By MONICA BUSCH | Sentinel & Enterprise
March 4, 2020
LEOMINSTER — Donata Martin, executive director of the Boys & Girls Club of Leominster, Fitchburg and Gardner, received a Black Excellence on the Hill award last month, when she was honored for her work with North Central Mass. youth.
“Each and every day, Ms. Martin works with her team to inspire and enable all young people, especially those who need us most, to realize their full potential as productive, responsible, and caring citizens,” read a description of her from the event’s Feb. 11 program.
Martin was nominated for the award by state Reps. Natalie Higgins, D-Leominster, and Susannah Whipps, R-Athol.
“It was quite an honor to be recognized by the state folks,” Martin said on Wednesday. She said that while she works with state officials, “you never really know how much people notice.”
Martin was named executive director of her local Boys & Girls Club branch in 2009, and since then she has worked to promote intensive and extensive Science, Technology, Engineering, Arts and Mathematics (STEAM) program at their facility.
In part, she said, this is the product of her own love for science, which she said began when she was a child and would attend events at the Boston Museum of Science.
“I just felt that if I had that excitement as a child, other children would as well, and that’s what we’ve found here — that they do,” Martin said.
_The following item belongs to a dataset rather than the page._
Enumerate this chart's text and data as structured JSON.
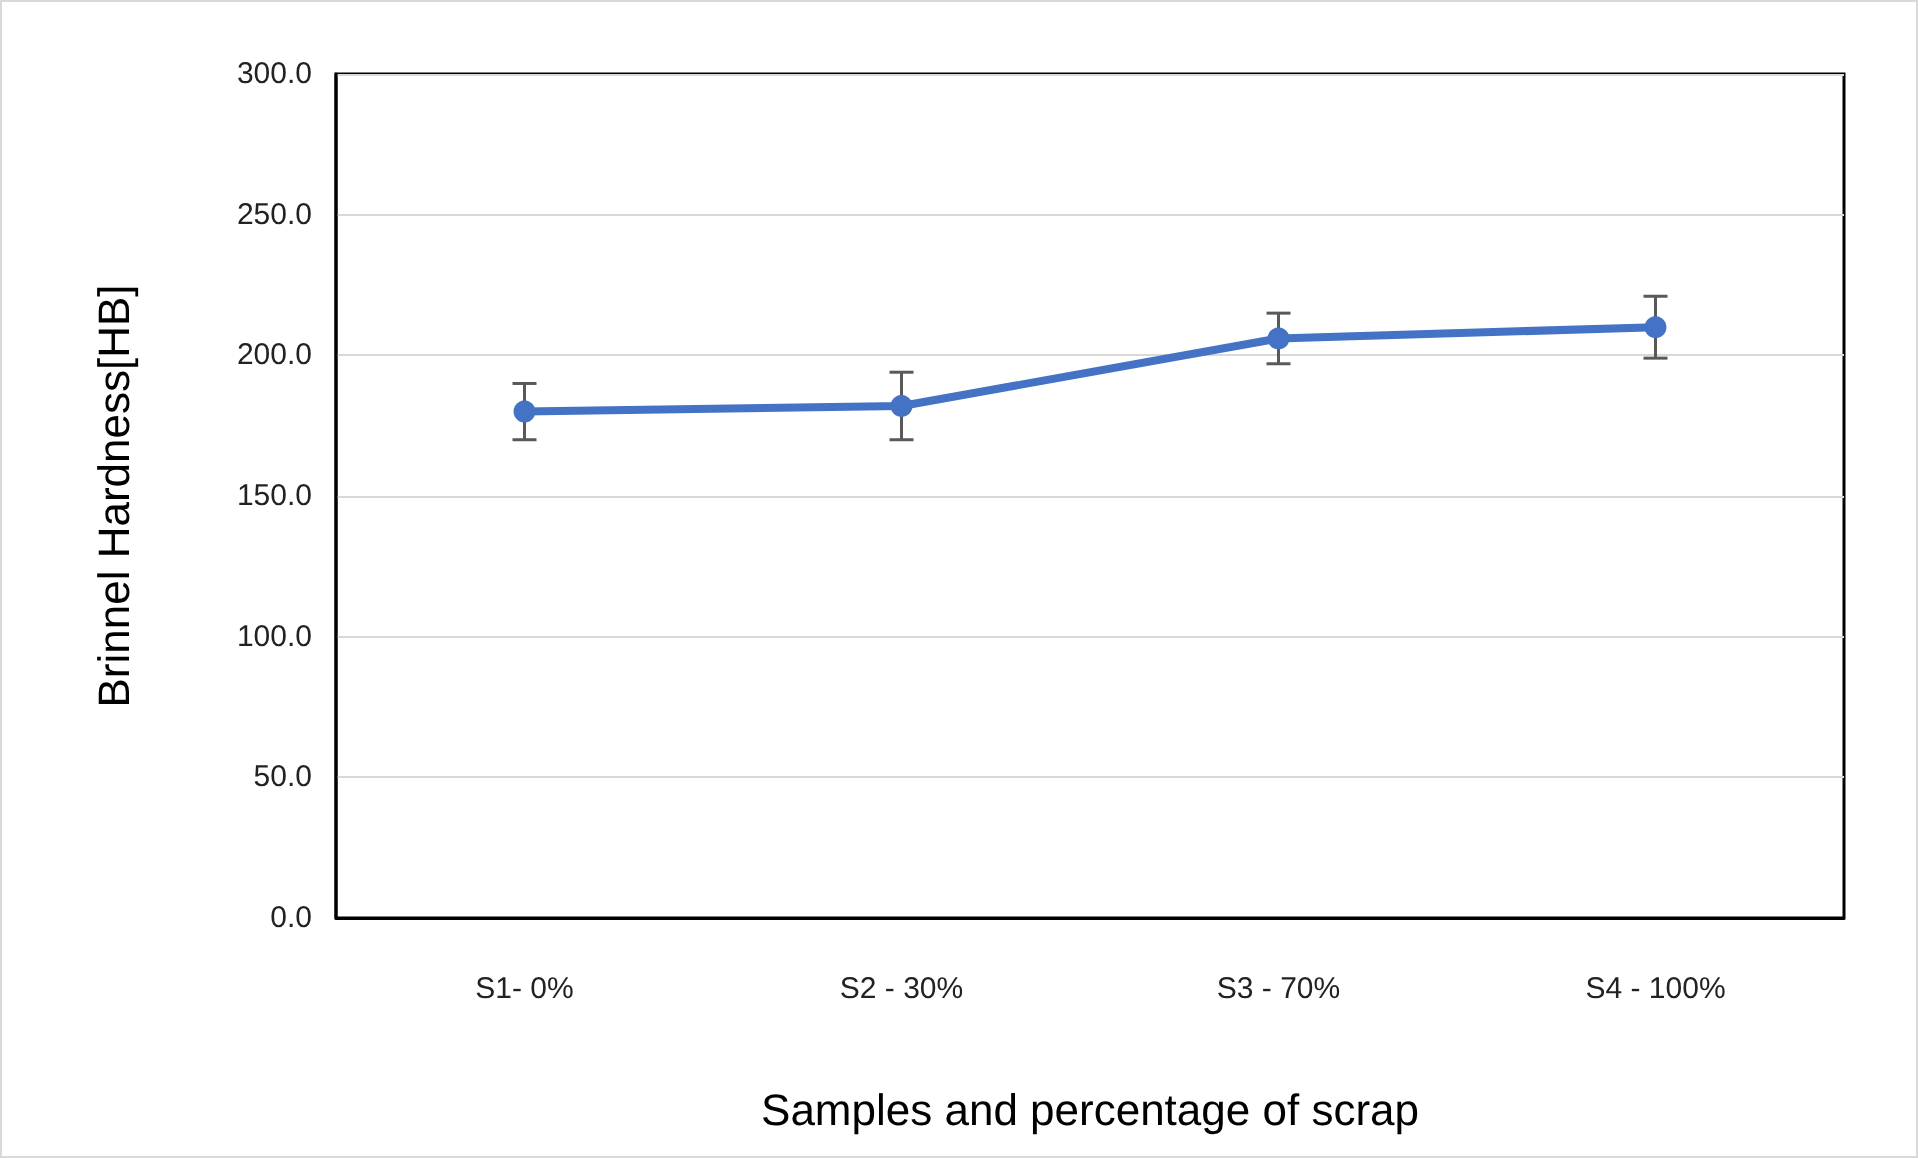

Sparking that interest in children at the Boys & Girls Club, she said, is also about promoting basic critical thinking and problem solving skills, even if club members don’t necessarily realize at first that that’s what they’re learning.
“They really do need to problem solve, so they learn the engineering method and the scientific method without even knowing that they are learning engineering or scientific methods,” Martin said.
Martin is visibly enthusiastic when describing the multitude of STEAM programming available to club members, and grows excited when sharing her hopes for expanding their offerings. One area she really wants to get into is artificial intelligence (AI), building on already extensive and accomplished robotics and coding programming.
In the art realm, she said, she’d like to start incorporating more music, and possibly drama.
She likened children’s brains to chalkboards that she and other staff members have the opportunity to write on.
“You expose them to as much as you can educationally and see where it goes,” Martin said. “And you really do spark a lot of interest in different fields.”
The Boys & Girls Club provides programming for children and teens, many of whom attend the center five days a week, and sometimes on Saturday.
Martin said she plans to continue diversifying their project areas for as long as she heads the Twin Cities branch, always working “to open their minds to different fields of science.”